01/04/2026
Ce texte de Christiane Taubira n'est pas une réaction à chaud. C'est un acte.
Elle distingue avec une précision chirurgicale ce que beaucoup confondent : l'irréparable — qui appartient à l'histoire absolue — et les réparations contemporaines, qui relèvent, elles, du droit universel. Nul ne peut esquiver cette distinction.

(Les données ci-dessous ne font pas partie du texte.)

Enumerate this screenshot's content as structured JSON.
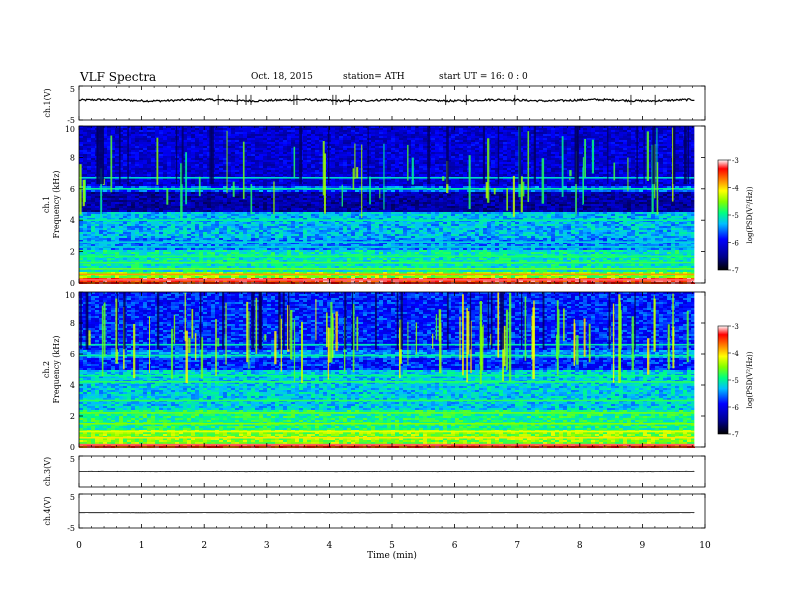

Ce qui me frappe, en tant que militant de la mémoire depuis plus de trente ans : la résistance à la réparation vient toujours des mêmes. Des héritiers. De ceux qui ont déjà reçu leur dédommagement légal pour la perte de leurs « biens humains ».
La France qui s'abstient aujourd'hui à l'ONU est la même France qui indemnisait les esclavagistes en 1848. Non les esclaves. Les esclavagistes. La continuité est glaçante.
Et pendant ce temps, leurs descendants — nos ancêtres libérés — héritaient, eux, de la dette. Celle qu'Haïti a mis 122 ans à rembourser à la France pour avoir osé être libre.
Taubira a raison : "nul ne se débarrassera jamais, ja-mais, du sujet." Le crime contre l'humanité est imprescriptible. La revendication l'est tout autant.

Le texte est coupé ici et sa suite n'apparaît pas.